Rent paid in a tax year for private residential accommodation
will no longer qualify for relief from 1 January 2018.
Certain tax breaks available to high income earners are restricted with a tapering restriction applying to individuals with income in excess of €125,000 to ensure a minimum effective tax rate of 30%.
Taxable income is calculated by restricting qualifying deductions to 20% of the taxable amount.
If the individuals’ income is less than €125,000 or if the reliefs claimed are less than €80,000 the restriction will not apply.
There is a full restriction on income in excess of €400,000. Where there is a claim for specified relief in excess of €80,000, the amount that may be claimed is limited to the greater of €80,000 or 20% of the adjusted income.
A tapering relief applies to income between €125,000 and €400,000.
The following items specifically need to be considered:
- Calculation of double taxation relief and top slicing relief is applied before the relief to be claimed.
- Credits for any relief’s or deductions are given before the application of the restriction (but after the carry forward of excess relief’s from prior periods).

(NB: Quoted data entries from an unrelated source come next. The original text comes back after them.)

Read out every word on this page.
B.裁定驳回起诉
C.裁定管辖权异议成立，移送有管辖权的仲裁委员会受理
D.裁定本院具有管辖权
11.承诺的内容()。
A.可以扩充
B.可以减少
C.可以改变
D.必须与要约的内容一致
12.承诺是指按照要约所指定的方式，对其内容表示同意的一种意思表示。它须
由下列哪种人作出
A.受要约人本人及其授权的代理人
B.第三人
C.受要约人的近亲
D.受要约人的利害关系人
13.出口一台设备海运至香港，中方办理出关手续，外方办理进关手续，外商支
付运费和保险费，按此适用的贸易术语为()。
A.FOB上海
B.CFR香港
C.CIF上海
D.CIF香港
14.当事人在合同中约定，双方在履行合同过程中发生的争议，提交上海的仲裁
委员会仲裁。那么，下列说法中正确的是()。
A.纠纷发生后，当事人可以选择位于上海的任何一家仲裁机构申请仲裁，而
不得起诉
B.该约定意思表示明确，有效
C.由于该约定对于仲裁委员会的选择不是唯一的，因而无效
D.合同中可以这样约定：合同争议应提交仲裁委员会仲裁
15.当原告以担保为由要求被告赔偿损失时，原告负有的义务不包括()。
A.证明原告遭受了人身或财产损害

The effect of the restriction is to disapply the age limit for income tax.
There was a temporary removal of the high earners restriction from the Employment and Investment Incentive (EII) for share subscriptions amde between 16 October 2013 and 31 December 2016. This was made permanent from 1 January 2017.
From 1 January 2016 the income tax for profits derived from the management of woodlands in the State is not treated as a specified relief for the purposes of the high earners restriction.